In order to use the green checkmark, food products need to meet certain criteria (Nutrition Criteria for the Smart Choices Program) set by Smart Choices. The program is implemented by the American Society for Nutrition, which also makes sure of maintaining the scientific integrity of the program and checking for conflicts of interest. The standards for the greencheck are based on:

  • Nutrients that need to be limited, e.g. fats, sugar, and sodium
  • Nutrients that need to be enforced, e.g. vitamins, minerals, and fiber)
  • Food groups that to be encouraged, e.g. fruits and vegetables, whole grains, fat-free dairy products

All in all, the criteria cover 19 categories for products found in the supermarket, including cereals, processed fruits and vegetables, breads and pasta, meat, dairy, snacks, and sauces and dressings.

In addition to the greencheck mark, the food manufacturer is already required to display on the front of the package the calorie per serving and the number of servings per package to help us keep to our daily calorie needs.
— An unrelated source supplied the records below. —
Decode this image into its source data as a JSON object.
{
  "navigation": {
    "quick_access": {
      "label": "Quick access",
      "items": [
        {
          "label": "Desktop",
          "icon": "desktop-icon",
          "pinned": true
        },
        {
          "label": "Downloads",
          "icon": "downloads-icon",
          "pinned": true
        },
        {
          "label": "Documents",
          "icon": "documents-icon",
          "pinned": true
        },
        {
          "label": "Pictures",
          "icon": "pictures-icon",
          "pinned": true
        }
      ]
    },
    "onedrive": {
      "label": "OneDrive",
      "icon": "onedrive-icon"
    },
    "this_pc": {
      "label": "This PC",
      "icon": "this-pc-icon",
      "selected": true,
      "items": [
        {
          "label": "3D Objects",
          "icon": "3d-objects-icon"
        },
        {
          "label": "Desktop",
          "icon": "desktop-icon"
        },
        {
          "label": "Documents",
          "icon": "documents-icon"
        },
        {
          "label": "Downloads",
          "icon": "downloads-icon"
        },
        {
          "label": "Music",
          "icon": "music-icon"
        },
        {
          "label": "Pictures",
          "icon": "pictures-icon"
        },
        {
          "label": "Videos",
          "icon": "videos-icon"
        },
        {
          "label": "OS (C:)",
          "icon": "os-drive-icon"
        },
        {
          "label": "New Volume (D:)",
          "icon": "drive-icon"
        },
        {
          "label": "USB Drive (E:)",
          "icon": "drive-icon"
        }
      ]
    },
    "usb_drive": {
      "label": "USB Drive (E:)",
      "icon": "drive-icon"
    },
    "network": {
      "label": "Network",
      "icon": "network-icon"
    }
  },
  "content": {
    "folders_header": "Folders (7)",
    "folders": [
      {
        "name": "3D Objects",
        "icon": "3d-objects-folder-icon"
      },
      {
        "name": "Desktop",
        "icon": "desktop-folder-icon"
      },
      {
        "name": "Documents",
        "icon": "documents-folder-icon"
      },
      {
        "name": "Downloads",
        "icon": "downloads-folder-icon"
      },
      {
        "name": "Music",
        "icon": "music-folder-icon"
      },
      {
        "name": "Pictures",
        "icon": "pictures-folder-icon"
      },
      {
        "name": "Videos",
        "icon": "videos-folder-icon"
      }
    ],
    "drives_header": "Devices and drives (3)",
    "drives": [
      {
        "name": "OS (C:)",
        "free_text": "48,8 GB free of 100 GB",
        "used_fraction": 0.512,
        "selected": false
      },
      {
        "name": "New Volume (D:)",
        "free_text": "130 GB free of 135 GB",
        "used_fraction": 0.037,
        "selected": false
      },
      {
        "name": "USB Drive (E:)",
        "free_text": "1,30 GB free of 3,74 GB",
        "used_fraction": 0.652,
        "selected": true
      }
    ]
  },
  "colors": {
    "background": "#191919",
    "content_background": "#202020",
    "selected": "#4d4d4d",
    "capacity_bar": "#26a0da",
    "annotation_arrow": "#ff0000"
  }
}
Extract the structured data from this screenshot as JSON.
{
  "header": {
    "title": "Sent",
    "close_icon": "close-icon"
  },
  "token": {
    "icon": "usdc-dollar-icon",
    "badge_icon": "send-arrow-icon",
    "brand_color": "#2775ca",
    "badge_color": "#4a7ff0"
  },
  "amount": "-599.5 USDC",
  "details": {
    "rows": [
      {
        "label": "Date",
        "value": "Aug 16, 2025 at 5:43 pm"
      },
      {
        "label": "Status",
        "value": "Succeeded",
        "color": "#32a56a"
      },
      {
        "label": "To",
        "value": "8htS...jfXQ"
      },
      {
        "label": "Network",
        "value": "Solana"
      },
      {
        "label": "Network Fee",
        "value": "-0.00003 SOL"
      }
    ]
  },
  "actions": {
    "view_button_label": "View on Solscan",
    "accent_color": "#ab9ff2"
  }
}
Do we need to restrict our kids’ diet?

Forbidding certain types of food has high chances of backfiring, according to a study by obesity experts at Pennsylvania State University. It seems that the key factor in weight control is a child’s inhibitory control, which is similar to self-control. Those who lack self-regulation are most likely to be overweight before the age of 15. Low self-control combined with strong parental restriction seem to be a dangerous combination that drives the child towards the forbidden, and therefore more attractive food. Tips to reinforce your child’s inhibitory control are:

  • Do not keep restricted food in the house, thus lessening the necessity to “forbid.”
  • Find healthier alternatives, e.g. sugar-free or fat-free version of the forbidden snacks (see below).
  • Provide different choices. Rather than telling your child “eat this, eat that”, it is better to ask “which would you prefer, the pear or the apple?” Take him/her to the supermarket and allow him to choose something that meets certain criteria (such as the abovementioned greecheckmark). By giving your child the right to choose within certain limits, you give him/her some degree of control over his/her diet.

What about snacks?

Snacking is not that bad. A recent study shows that many of the snacks that kids love – including popcorn – actually contains lots of antioxidants called polyphenols. And whole grain cereals, in addition to fibers, have comparable antioxidant content to fruit and vegetables. However, it is easy to binge on snacks and cereals, according to the researchers. Breakfast cereals contain lots of sugar and salty snacks contain lots of sodium. The key therefore is moderation and keeping to the suggested serving sizes.